Load different URLs without closing the browser

Question

Load different URLs without closing the browser

Navigation

#1 by (1 votes)
#2 by (1 votes)

4

Through this code, I load different URLs in the browser to extract the source, but I close the browser after each reading, can I reload with the following URL in the list?

from selenium import webdriver
from bs4 import BeautifulSoup

delFichero = file('listado.txt', 'r')

for n in delFichero:

    URL = str(n)

    browser = webdriver.Firefox()
    browser.get(URL)
    content = browser.page_source

    soup = BeautifulSoup(content)

    browser.quit()

python selenium beautifulsoup

asked by chikilicuatre 03.08.2017 в 12:53

source

2 answers

Problem to save data with CKEDITOR PHP AND MYSQL Simplify a heavy document (1 GB)

score 1 · Answer 1

You just have to modify your code a bit. Create browser outside the loop and close it outside the loop. Something like this:

from selenium import webdriver


urls = [
    'https://www.google.com',
    'https://duckduckgo.com'
]
browser = webdriver.Firefox()
fuentes = {}

for url in urls:
    browser.get(url)
    fuentes[url] = browser.page_source

browser.quit()

With this you already have the source for each URL:

print fuentes['https://www.google.com'][:100]

Would result in:

<html itemscope="" itemtype="http://schema.org/WebPage" lang="es-419"><head><meta content="/images/b

score 1 · Answer 2

Of course you can. In passing some modifications to your code:

from selenium import webdriver
from bs4 import BeautifulSoup

with open("listado.txt", "r") as delFichero:

    browser = webdriver.Firefox()
    for linea in delFichero:
        url = linea.strip()
        browser.get(url)
        content = browser.page_source
        soup = BeautifulSoup(content, "html.parser")
        print(url)

    browser.quit()

First of all we used a contextmanager to handle the reading of the file the following way:

with open("listado.txt", "r") as delFichero

This way is much safer because we can forget to close the file, in fact you forgot to add the close. The contextmanager knows when you have stopped reading in this case and automatically closes the file.

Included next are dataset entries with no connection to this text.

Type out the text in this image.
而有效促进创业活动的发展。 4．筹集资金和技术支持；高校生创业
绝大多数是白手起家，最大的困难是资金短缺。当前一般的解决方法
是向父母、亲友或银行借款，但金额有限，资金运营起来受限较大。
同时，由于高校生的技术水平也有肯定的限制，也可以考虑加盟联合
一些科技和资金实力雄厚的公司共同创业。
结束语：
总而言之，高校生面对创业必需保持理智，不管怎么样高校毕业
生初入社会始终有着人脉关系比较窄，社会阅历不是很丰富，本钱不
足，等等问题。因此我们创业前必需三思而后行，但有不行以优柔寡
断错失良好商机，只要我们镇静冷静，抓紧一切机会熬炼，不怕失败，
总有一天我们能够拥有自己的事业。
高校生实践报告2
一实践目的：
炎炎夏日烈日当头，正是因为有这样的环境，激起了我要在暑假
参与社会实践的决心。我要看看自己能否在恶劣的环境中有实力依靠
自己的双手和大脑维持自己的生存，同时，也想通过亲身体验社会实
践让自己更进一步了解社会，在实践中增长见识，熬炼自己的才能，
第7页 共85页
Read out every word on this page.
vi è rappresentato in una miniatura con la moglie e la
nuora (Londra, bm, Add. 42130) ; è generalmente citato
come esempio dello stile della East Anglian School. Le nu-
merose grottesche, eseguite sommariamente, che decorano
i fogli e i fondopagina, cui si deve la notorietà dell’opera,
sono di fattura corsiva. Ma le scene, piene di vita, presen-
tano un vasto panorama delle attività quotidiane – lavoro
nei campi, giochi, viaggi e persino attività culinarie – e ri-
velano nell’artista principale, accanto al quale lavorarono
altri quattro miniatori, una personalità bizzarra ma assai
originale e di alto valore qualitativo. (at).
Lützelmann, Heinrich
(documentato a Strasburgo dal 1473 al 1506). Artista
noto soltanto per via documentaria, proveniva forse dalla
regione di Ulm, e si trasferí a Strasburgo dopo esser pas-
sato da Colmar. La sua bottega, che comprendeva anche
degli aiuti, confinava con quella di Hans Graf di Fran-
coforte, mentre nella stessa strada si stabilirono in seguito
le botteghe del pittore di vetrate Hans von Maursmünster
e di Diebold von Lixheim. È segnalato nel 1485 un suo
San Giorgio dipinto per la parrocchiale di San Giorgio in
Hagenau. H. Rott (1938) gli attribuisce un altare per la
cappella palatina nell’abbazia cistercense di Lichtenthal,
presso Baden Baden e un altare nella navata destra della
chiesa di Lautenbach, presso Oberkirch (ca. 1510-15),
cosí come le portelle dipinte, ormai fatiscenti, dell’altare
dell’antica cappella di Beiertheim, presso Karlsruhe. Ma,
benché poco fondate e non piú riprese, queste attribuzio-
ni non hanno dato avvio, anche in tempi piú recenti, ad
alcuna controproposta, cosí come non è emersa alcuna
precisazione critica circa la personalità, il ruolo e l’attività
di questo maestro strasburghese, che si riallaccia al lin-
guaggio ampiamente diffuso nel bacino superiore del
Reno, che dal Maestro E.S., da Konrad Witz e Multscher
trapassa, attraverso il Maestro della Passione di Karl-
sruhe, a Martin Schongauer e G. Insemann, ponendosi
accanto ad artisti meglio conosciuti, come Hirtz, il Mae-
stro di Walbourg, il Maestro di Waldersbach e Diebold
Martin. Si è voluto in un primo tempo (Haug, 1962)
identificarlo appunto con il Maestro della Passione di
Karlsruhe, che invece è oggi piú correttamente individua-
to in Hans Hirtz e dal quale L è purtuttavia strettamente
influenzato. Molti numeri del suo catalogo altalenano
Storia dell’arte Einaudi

One detail, by doing this: url = linea.strip() we remove the line breaks that we read from the file, in your code it seems that it is not necessary but it is always a good detail.

The instantiation of BeautifulSoup has changed, and should be done like this: BeautifulSoup(content, "html.parser") specifying the appropriate "parser".

If you analyze the new code you will see that now the browser.quit() is out of the cycle, so the browser will not close until it has completed it.